524.4
Navigating the Myanmar–Thailand–Malaysia Border: The Escape Strategies of Burmese Refugees from Chin State, Myanmar, to Battle Creek, Michigan

Tuesday, July 15, 2014: 9:15 AM
Room: 313+314
Oral Presentation
Manashi RAY , West Virginia State University, Institute, WV
Forced migrants who flee their home countries as part of a mass movement face significantly different realities than ‘refugees’, as conventionally understood and legally defined in the West.  Forced migrants typically lack secure legal status and access to any form of welfare system. Additionally, because they lack social structures that support international migration, they often engage in ‘step-migration’. Before arriving at their final destination, they move to nearby countries where they can obtain assistance from other migrants, employers and smugglers who are absent in their native communities. Scholars who study forced migration and/or illegal migration focus especially on how migrants use resources at their points of origin or destination or both, but they always overlook the actual border-crossing experience of these vulnerable migrants.

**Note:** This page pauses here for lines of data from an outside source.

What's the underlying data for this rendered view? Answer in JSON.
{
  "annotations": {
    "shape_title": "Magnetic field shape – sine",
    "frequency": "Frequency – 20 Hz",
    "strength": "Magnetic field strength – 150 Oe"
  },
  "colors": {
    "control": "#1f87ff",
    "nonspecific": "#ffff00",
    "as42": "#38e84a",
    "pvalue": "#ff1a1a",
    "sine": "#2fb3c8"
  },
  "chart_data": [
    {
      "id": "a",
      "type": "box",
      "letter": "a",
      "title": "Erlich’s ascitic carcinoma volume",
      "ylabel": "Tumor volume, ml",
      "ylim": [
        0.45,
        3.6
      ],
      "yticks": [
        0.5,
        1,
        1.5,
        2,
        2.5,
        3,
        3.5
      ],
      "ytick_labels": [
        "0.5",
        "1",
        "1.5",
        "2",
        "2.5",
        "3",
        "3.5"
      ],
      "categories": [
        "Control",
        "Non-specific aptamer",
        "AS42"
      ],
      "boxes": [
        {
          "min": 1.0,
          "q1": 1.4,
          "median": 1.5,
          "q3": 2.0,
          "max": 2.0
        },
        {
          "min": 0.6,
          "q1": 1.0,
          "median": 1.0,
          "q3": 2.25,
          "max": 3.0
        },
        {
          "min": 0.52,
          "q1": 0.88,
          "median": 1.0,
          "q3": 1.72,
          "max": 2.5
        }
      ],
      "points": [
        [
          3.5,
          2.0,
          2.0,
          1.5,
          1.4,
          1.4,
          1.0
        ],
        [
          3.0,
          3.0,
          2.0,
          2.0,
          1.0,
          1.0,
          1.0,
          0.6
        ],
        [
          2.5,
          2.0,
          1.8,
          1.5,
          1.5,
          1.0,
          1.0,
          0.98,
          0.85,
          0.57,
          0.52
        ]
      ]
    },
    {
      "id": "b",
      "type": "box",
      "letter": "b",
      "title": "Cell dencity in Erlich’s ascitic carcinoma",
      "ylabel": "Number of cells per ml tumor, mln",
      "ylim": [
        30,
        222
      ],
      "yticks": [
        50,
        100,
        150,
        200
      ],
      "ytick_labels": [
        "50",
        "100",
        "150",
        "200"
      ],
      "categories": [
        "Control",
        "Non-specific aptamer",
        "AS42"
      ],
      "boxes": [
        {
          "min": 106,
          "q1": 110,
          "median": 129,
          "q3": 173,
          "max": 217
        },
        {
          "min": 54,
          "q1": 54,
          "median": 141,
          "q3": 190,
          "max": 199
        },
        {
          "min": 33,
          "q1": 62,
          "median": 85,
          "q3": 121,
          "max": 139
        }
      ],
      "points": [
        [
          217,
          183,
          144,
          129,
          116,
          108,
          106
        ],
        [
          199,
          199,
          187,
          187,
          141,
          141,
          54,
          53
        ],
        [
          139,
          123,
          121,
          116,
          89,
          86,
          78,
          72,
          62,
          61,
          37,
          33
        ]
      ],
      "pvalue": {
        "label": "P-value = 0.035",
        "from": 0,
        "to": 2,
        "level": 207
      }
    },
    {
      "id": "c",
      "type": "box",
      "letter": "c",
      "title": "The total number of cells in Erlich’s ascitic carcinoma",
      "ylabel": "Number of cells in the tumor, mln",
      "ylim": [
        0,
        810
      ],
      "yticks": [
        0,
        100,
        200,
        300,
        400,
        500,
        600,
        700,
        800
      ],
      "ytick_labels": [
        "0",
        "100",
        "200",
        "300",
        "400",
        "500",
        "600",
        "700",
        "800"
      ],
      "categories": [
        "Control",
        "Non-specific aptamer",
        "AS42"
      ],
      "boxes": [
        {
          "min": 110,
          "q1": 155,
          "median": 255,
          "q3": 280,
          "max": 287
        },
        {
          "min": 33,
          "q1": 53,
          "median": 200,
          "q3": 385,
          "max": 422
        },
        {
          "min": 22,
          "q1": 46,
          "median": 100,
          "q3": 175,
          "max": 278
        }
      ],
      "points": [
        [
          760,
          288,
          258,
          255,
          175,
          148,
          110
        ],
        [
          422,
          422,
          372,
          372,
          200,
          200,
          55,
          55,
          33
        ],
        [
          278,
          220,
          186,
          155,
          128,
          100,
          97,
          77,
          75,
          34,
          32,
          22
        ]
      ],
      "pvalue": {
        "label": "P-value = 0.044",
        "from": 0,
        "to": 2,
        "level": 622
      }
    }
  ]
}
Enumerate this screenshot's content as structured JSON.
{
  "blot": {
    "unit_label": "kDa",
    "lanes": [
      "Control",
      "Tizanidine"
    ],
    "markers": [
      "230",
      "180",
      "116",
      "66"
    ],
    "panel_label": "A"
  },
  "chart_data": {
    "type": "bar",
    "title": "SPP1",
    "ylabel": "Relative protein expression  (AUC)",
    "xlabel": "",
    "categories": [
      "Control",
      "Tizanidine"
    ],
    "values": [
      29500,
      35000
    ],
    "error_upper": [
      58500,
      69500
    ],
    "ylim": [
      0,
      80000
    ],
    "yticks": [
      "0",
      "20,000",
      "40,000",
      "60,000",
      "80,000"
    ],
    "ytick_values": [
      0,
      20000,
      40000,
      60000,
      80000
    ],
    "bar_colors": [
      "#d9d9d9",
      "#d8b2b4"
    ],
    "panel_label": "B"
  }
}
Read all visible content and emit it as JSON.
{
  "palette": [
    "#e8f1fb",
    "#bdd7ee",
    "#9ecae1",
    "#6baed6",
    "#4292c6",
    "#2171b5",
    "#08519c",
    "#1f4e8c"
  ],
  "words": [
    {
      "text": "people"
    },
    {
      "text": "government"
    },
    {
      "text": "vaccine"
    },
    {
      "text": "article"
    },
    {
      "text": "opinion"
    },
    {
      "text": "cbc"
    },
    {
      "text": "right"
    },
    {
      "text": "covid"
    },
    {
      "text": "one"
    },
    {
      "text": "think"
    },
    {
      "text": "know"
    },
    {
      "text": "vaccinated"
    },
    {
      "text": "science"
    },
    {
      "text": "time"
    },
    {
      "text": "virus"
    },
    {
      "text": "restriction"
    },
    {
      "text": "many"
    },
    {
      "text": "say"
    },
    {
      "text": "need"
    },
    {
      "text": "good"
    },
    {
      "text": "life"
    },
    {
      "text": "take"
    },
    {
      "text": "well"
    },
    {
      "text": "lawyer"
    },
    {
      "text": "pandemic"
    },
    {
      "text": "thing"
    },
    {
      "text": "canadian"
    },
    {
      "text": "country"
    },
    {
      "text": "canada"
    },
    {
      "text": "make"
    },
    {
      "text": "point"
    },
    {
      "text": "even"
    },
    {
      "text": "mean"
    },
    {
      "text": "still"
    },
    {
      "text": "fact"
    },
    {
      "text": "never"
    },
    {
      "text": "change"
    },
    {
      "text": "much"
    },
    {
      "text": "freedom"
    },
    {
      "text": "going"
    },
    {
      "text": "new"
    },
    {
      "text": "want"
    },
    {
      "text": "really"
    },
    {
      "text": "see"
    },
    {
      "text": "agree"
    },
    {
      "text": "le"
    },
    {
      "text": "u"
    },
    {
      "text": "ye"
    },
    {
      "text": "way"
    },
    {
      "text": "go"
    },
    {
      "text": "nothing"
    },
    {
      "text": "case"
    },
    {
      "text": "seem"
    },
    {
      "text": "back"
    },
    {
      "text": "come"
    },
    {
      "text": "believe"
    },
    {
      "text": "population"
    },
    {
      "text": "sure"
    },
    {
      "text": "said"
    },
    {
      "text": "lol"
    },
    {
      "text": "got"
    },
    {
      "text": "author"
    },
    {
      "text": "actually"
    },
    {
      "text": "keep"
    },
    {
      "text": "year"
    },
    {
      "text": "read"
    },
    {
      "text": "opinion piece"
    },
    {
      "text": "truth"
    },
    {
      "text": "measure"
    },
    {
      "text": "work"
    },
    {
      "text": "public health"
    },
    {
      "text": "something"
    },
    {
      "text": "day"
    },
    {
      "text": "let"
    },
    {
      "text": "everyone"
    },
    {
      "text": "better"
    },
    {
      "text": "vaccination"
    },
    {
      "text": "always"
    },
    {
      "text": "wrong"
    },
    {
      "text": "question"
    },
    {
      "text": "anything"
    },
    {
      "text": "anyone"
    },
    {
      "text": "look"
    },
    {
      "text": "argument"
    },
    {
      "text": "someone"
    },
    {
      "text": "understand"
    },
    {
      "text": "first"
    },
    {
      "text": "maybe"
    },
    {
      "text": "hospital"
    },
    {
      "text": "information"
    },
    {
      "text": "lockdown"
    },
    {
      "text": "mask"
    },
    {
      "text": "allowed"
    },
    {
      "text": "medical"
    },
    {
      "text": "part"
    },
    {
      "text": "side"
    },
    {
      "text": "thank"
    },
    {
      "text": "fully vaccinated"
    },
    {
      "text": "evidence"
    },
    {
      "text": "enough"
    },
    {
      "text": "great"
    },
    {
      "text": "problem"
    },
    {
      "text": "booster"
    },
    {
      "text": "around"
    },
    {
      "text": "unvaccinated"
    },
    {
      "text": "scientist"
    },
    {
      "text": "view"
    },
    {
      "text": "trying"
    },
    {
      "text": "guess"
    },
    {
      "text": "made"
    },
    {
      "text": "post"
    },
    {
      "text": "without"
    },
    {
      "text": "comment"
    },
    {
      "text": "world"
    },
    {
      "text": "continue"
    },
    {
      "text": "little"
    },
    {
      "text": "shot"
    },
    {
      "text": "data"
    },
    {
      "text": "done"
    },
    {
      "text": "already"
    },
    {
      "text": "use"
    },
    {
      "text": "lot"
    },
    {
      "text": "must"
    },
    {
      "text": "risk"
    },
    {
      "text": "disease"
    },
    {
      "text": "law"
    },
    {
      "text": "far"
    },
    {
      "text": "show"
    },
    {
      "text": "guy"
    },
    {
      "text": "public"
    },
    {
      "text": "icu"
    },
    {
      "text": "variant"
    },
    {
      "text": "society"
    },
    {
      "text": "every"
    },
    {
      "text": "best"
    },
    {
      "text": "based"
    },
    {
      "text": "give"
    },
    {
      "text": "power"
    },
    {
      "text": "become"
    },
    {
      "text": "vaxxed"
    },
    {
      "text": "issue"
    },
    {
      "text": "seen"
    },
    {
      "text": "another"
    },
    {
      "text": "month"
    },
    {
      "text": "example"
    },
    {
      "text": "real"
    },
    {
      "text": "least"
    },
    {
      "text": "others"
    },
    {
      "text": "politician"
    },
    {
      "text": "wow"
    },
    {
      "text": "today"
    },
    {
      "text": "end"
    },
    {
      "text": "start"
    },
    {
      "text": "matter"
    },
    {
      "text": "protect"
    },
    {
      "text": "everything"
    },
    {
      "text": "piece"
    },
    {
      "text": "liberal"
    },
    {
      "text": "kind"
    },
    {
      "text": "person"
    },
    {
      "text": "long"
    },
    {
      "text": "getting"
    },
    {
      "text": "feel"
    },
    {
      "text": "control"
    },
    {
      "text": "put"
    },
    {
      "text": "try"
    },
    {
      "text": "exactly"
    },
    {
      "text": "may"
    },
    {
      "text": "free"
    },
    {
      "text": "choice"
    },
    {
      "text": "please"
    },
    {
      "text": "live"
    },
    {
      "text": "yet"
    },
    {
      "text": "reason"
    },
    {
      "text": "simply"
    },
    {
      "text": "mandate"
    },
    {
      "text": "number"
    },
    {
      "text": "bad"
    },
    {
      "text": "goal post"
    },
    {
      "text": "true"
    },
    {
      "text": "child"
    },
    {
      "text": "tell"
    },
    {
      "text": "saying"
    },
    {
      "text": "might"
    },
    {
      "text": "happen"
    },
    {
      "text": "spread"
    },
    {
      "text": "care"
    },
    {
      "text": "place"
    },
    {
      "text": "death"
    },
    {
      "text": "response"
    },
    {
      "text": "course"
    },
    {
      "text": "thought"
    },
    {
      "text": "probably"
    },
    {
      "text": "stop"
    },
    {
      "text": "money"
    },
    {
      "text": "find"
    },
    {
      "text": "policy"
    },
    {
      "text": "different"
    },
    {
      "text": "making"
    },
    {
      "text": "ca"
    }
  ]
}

Based on twenty-one biographical narrative interviews with Burmese refugees in Battle Creek, Michigan, in 20122013, this paper examines how illegal border crossing from Myanmar’s Chin State to Thailand and then to Malaysia (and later to the United States after migrants are accepted as refugees by the UNHCR in Malaysia) is a migration strategy rather than an ‘end state’ and, among other factors, is related to the enormous difficulties of migrating legally to Malaysia. The paper examines hazardous border crossing (which requires clandestine agents and smugglers for crossing and documentation) and ‘irregular migrant’ status – defined as the lack of legal residence in a nation-state – as essential components of forced migration, which is no longer related only to labor migration and is an expensive, much longer process. Thus, drawing on the concepts of increased border control, stricter immigration policy and definition of citizenship by nation-state, this paper considers the agency of Burmese migrants and raises the question of whether their ability to migrate ‘irregularly’ can be regarded as a resource in the particular context of forced migration.